A noite de Ópera no S. Carlos em que Natália Correia fez tremer o Estado Novo

20:00 - 20/11/2025 OPINIÃO
Paulo Freitas do Amaral, Professor, Historiador e Autor

Em fevereiro de 1959, o Teatro Nacional de São Carlos viveu um episódio que revelou a tensão entre criação artística e controlo político durante o Estado Novo. A récita da ópera Wozzeck, de Alban Berg, estava preparada para receber as mais altas figuras do regime, como tantas vezes acontecia. Contudo, a morte de Gago Coutinho, figura maior da aviação portuguesa, alterou o protocolo previsto e levou a que o Presidente da República faltasse à representação nessa noite. O que poderia ter sido apenas uma ausência de circunstância acabou por expor um caso cultural de grande significado político.

No interior do teatro circulava um pequeno livro vendido a 7$50. Era o libreto de Wozzeck traduzido para português por Natália Correia e Rosário Corte-Real, com prefácio de Manuel de Lima e edição da Contraponto. A singularidade deste facto não estava apenas na audácia editorial, mas também no risco que representava para um regime obcecado com a vigilância ideológica. A obra original, baseada no drama de Georg Büchner, é profundamente crítica da miséria social, da violência estrutural e da degradação humana. O prefácio acentuava esta visão, apresentando Berg e Büchner como dois espíritos revolucionários unidos na intenção de denunciar e abalar a sociedade da sua época.

Para reforçar a importância do acontecimento, um orador subiu ao palco antes da representação, anunciando ao público que testemunharia algo extraordinário na história de São Carlos. Nesse mesmo momento, e pela primeira vez, não se vendia apenas o programa oficial, mas também o texto integral da ópera vertido para português. O gesto assumia grande ousadia num tempo em que a circulação de palavras era severamente controlada.

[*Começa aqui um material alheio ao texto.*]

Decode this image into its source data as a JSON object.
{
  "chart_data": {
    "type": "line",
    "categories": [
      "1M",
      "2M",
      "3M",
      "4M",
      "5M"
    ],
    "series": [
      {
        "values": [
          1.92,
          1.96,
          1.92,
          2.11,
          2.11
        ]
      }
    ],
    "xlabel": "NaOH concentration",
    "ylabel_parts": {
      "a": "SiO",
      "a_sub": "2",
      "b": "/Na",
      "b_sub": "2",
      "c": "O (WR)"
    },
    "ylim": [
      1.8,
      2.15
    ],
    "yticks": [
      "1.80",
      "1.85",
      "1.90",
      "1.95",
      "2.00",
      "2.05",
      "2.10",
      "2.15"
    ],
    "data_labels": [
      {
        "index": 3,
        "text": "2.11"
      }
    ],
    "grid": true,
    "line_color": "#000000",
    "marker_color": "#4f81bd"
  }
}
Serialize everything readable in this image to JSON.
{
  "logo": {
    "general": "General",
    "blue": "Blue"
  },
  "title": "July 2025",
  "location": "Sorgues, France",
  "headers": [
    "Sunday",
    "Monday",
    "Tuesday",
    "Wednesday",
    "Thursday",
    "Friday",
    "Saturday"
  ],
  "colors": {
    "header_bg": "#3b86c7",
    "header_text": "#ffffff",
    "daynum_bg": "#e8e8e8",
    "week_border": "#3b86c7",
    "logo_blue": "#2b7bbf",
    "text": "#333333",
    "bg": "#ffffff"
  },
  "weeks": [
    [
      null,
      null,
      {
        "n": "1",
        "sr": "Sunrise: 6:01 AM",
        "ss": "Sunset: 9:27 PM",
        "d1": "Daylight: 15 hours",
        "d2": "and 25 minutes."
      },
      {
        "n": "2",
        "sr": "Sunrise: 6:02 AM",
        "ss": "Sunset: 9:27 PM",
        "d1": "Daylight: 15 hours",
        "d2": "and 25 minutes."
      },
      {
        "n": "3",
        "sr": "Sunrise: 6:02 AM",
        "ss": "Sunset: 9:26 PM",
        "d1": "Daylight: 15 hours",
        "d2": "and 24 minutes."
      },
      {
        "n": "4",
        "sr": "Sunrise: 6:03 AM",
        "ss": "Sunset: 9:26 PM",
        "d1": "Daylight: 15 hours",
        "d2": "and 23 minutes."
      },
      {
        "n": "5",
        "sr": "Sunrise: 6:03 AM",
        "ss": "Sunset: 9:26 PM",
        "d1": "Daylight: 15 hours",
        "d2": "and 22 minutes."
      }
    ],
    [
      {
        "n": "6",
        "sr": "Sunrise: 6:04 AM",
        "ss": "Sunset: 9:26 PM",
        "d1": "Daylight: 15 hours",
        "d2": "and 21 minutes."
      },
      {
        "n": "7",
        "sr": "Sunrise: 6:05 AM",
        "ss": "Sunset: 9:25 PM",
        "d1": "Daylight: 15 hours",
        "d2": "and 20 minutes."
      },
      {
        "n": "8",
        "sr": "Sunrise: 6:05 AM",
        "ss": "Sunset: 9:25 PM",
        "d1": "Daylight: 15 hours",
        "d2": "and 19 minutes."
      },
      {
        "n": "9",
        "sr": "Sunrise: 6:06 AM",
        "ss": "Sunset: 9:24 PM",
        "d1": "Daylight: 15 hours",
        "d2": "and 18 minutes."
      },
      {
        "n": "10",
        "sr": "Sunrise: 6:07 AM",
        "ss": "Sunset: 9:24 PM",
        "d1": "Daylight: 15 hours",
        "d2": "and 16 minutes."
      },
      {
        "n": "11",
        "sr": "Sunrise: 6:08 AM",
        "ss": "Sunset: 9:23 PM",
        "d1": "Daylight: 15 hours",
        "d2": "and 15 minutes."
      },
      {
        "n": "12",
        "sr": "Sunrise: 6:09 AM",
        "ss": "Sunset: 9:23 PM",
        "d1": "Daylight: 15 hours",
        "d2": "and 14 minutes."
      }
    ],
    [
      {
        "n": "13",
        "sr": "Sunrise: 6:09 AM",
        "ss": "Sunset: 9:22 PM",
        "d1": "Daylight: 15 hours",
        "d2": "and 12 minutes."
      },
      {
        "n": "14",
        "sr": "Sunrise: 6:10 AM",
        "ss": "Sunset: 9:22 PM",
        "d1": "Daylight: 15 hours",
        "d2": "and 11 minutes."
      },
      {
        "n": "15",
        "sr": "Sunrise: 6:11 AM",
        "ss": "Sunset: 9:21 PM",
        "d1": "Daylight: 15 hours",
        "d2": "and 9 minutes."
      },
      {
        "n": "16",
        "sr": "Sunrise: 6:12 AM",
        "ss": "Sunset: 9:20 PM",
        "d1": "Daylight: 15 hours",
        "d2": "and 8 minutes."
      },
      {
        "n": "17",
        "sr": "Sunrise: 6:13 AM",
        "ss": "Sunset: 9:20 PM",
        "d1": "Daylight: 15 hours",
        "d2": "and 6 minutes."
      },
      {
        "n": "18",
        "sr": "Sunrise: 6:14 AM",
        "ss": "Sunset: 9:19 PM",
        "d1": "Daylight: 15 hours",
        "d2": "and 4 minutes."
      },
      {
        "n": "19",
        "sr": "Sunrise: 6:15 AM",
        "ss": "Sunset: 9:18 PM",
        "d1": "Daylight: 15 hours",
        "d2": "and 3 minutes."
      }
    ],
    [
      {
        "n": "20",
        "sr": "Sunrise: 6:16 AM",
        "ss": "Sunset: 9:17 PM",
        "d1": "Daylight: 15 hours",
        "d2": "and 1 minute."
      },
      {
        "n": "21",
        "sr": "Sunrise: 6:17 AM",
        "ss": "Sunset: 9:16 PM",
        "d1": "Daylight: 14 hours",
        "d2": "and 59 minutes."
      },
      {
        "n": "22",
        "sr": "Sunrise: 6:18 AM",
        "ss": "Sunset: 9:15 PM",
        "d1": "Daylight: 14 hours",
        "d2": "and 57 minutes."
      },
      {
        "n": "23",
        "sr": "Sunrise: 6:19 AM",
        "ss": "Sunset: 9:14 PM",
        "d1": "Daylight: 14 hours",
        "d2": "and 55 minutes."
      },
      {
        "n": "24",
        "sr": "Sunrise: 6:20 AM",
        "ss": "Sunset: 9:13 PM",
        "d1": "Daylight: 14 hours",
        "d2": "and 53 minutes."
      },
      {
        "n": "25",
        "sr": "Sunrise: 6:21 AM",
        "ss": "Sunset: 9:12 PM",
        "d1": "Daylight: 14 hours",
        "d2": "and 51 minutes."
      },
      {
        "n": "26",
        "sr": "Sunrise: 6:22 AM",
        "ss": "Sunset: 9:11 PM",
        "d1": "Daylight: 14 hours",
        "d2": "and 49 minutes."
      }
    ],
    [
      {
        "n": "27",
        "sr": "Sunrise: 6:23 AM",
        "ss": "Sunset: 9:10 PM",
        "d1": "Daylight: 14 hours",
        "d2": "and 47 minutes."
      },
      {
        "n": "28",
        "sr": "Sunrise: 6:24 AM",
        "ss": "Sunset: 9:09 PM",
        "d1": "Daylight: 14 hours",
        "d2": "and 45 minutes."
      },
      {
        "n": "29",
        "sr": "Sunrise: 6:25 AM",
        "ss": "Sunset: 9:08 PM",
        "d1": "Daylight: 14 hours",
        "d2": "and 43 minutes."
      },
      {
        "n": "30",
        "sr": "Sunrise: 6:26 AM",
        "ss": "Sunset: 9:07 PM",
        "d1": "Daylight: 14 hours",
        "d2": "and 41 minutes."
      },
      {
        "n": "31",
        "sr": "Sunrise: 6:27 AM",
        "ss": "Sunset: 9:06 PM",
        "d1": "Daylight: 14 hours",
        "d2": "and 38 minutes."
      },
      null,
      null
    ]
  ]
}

A aparente normalidade do evento não durou muito. No segundo intervalo, um responsável do teatro foi confrontado com o conteúdo do livrinho e reagiu com surpresa. Momentos depois chegou a ordem de proibição, atribuída a um funcionário do Secretariado Nacional da Informação. O livreto desapareceu imediatamente das bancas do teatro e a sua circulação cessou quase antes de começar. O gesto revelou um lapso dos mecanismos de controlo cultural e expôs a vulnerabilidade do regime sempre que a criação artística ultrapassava os limites tolerados.

As reações na imprensa amplificaram a polémica. No jornal O Século, a crítica assinada pelo mesmo orador que apresentara a ópera alinhava com o tom do prefácio e descrevia determinados momentos da obra como golpes que atingiam o público de forma violenta. No Diário da Manhã lamentava-se que a ópera não tivesse sido cantada em português, para que a mensagem pudesse ser compreendida com maior clareza. A Rádio e Televisão Portuguesa dedicou ao espetáculo uma atenção invulgar, o que agravou o desconforto entre as figuras mais conservadoras do regime. Era difícil ignorar o alcance simbólico de um Estado que, inadvertidamente, financiava e divulgava uma obra com forte carga crítica.

O caso Wozzeck tornou-se assim um episódio paradigmático da política cultural do Estado Novo. O regime ambicionava projetar uma imagem de modernidade e sofisticação artística, mas recuava sempre que a liberdade criativa ameaçava a narrativa oficial. A noite de São Carlos mostrou que a cultura podia escapar ao controlo e expôs a tensão entre a aparência de abertura e a rigidez censória.

No final, ficou a impressão de que, naquele fevereiro de 1959, a música afinou num tom que contrariava aquilo que o regime desejava ouvir. A estreia de Wozzeck tornou-se um momento discretamente subversivo, em que a arte encontrou um raro espaço para desafinar do compasso oficial e deixar um eco que a censura nunca conseguiu silenciar por completo.